Zinger Key Points
- BofA Securities downgrades Celsius to Neutral due to unexpected market share declines and heightened competition in the energy drinks sector
- Despite strong U.S. sales, Celsius faces uncertainty in sales growth, influenced by rival brands like Monster Beverage and Red Bull.
- Get Pro-Level Earnings Insights Before the Market Moves
BofA Securities analyst Jonathan Keypour downgraded Celsius Holdings, Inc. CELH to Neutral from Buy, maintaining the forecast at $65.
With the company’s market share unexpectedly declining and still down versus the August peak, uncertainty around sales growth now weighs on what had been a more favorable risk/reward profile when they were benefitting from the momentum of the PepsiCo, Inc. PEP distribution deal, the analyst writes.
The company’s U.S. sales continue to be very strong with considerable opportunity supported by rising consumer awareness.
However, it remains unclear whether recent market share and velocity (dollar sales per points of distribution) declines are seasonal, the analyst flags.
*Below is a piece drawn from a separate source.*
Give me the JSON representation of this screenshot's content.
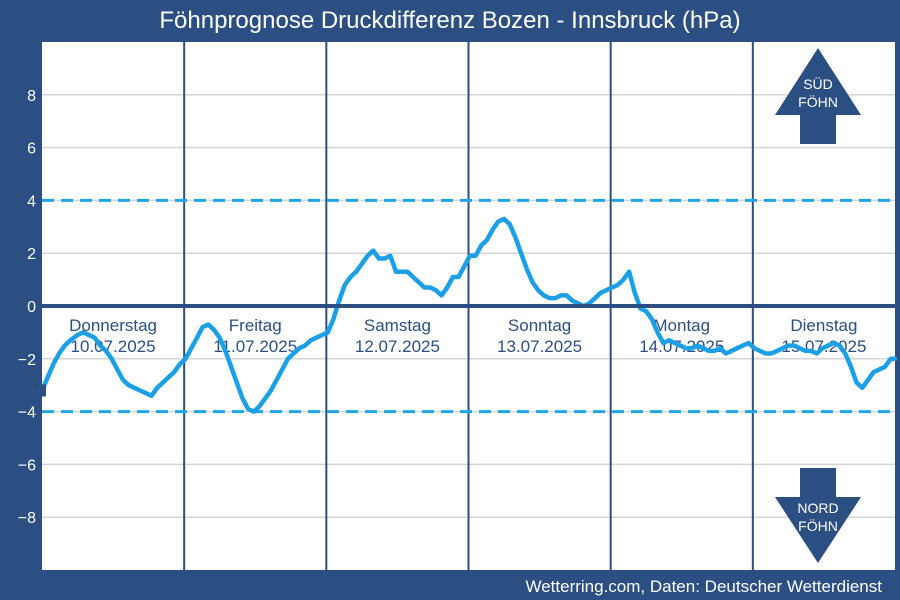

With Monster Beverage Corporation MNST pushing to expand Reign Storm and reclaim lost Bang distribution, and Red Bull maintaining strong marketing, competition could weigh on growth this year, the analyst warns.
The analyst lowered the fourth quarter sales estimate from $351 million to $341 million to reflect moderating Nielsen data, with adj. EBITDA now $55.0 million vs $56.7 million prior.
Keypour flagged a lack of differentiating innovation and heightened competition as potential hurdles to Celsius' ability to meaningfully expand market share.
Overall, while the analyst still sees strong sales and EBITDA potential, Keypour waits for stronger velocity to signal a resumption of momentum in market share gains.
Price Action: CELH Shares are trading lower by 12.38% to $52.21 on the last check Friday.